Trustpilot Group PLC (LSE:TRST) saw its shares surge by over 8% following the announcement of a new $23 million (£20 million) share repurchase program, driven by stronger-than-anticipated profitability in the first half of the year.
The company's adjusted pre-tax earnings reached $10.6 million, surpassing expectations and representing an 86% increase from the previous $5.7 million. This notable growth was supported by a 20% rise in bookings, totaling $117.5 million. The uptick was fueled by a 23% increase in North American bookings, a 19% rise in the UK, and a 16% growth in other regions.
Trustpilot also reported a positive operating profit of $1.8 million, reversing last year's $2.1 million loss. Post-tax profit saw a substantial increase, climbing to $7.7 million from a $2.5 million deficit.

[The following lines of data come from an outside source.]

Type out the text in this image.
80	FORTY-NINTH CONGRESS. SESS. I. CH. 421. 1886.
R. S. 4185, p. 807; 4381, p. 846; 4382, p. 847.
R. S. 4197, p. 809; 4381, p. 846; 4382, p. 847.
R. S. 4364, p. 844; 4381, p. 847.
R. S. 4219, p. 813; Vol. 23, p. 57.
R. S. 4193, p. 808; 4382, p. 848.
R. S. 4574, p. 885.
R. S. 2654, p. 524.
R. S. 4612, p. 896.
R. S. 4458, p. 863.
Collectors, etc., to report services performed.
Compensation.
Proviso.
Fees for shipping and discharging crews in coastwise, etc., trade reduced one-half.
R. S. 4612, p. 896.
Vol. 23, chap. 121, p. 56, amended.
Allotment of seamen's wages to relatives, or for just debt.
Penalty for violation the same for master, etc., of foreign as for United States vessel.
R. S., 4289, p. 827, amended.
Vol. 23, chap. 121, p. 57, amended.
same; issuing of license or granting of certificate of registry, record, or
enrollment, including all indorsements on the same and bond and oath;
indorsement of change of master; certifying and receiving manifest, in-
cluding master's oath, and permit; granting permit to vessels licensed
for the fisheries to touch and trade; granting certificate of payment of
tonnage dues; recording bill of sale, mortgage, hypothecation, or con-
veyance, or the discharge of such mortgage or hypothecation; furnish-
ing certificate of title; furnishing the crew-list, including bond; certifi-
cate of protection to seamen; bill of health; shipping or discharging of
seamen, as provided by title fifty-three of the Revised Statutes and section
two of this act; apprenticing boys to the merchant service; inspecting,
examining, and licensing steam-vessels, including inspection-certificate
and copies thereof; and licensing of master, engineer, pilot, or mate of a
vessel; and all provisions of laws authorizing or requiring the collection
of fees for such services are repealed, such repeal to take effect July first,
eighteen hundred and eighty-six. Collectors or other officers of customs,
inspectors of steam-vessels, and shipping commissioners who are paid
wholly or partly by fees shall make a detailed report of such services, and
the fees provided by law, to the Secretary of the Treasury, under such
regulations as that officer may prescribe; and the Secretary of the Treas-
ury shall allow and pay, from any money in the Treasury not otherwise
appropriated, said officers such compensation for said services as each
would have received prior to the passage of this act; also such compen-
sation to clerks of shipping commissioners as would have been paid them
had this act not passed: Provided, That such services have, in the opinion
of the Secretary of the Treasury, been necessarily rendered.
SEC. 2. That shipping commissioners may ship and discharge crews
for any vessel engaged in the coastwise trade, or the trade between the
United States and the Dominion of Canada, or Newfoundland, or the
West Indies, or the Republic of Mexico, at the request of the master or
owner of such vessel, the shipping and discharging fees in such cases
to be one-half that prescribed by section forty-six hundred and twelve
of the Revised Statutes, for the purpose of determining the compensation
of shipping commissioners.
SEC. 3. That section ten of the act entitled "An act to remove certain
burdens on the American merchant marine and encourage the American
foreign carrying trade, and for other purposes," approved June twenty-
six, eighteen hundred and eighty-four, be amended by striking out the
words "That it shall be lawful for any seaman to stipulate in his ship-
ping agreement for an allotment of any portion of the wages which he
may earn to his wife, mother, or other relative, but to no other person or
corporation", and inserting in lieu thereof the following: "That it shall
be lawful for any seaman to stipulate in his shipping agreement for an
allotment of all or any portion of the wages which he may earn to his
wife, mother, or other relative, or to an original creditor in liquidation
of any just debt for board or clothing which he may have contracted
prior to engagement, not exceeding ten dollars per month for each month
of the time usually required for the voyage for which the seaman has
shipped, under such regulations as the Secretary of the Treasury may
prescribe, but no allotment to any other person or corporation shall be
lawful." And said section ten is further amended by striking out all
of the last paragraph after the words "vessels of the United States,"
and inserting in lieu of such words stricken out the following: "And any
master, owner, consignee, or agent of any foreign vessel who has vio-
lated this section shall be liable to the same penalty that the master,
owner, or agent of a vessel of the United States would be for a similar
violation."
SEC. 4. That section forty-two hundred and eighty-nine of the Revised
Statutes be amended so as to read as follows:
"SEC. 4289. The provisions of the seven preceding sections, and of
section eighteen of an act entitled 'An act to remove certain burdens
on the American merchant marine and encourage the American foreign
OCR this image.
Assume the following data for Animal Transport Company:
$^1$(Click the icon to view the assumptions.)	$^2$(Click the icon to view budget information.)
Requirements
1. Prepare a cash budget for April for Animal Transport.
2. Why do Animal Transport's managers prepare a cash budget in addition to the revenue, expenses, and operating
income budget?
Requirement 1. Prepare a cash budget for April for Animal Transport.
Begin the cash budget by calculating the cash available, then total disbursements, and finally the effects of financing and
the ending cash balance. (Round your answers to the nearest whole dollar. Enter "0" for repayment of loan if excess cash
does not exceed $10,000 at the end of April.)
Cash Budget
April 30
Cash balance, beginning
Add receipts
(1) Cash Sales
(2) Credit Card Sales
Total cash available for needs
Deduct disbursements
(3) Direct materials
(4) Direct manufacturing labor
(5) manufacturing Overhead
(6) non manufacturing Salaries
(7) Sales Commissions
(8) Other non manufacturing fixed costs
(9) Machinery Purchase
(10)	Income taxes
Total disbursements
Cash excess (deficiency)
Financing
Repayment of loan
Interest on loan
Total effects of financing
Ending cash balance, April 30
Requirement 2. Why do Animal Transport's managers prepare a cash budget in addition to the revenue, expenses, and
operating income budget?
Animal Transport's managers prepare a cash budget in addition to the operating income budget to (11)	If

Adrian Blair, chief executive, remarked on the progress made since his appointment a year ago. “When I joined Trustpilot, my focus was on providing strategic clarity, rigorous execution, and enhancing profitability,” Blair stated. “We have made significant strides in these areas.”
Blair highlighted that the company experienced a 28% increase in monthly users during the first half of the year. Additionally, new products aimed at offering insights into consumer behavior and market dynamics have been well-received by businesses.
The new share buyback plan follows a similar repurchase executed earlier in the year. As of June, Trustpilot reported a strong cash position of $76 million. The company also provided guidance for adjusted pre-tax earnings, anticipating figures at the upper end of market expectations, which range between $18 million and $22 million.
The positive financial results and the share repurchase announcement contributed to an 8.3% increase in Trustpilot’s share price on Wednesday.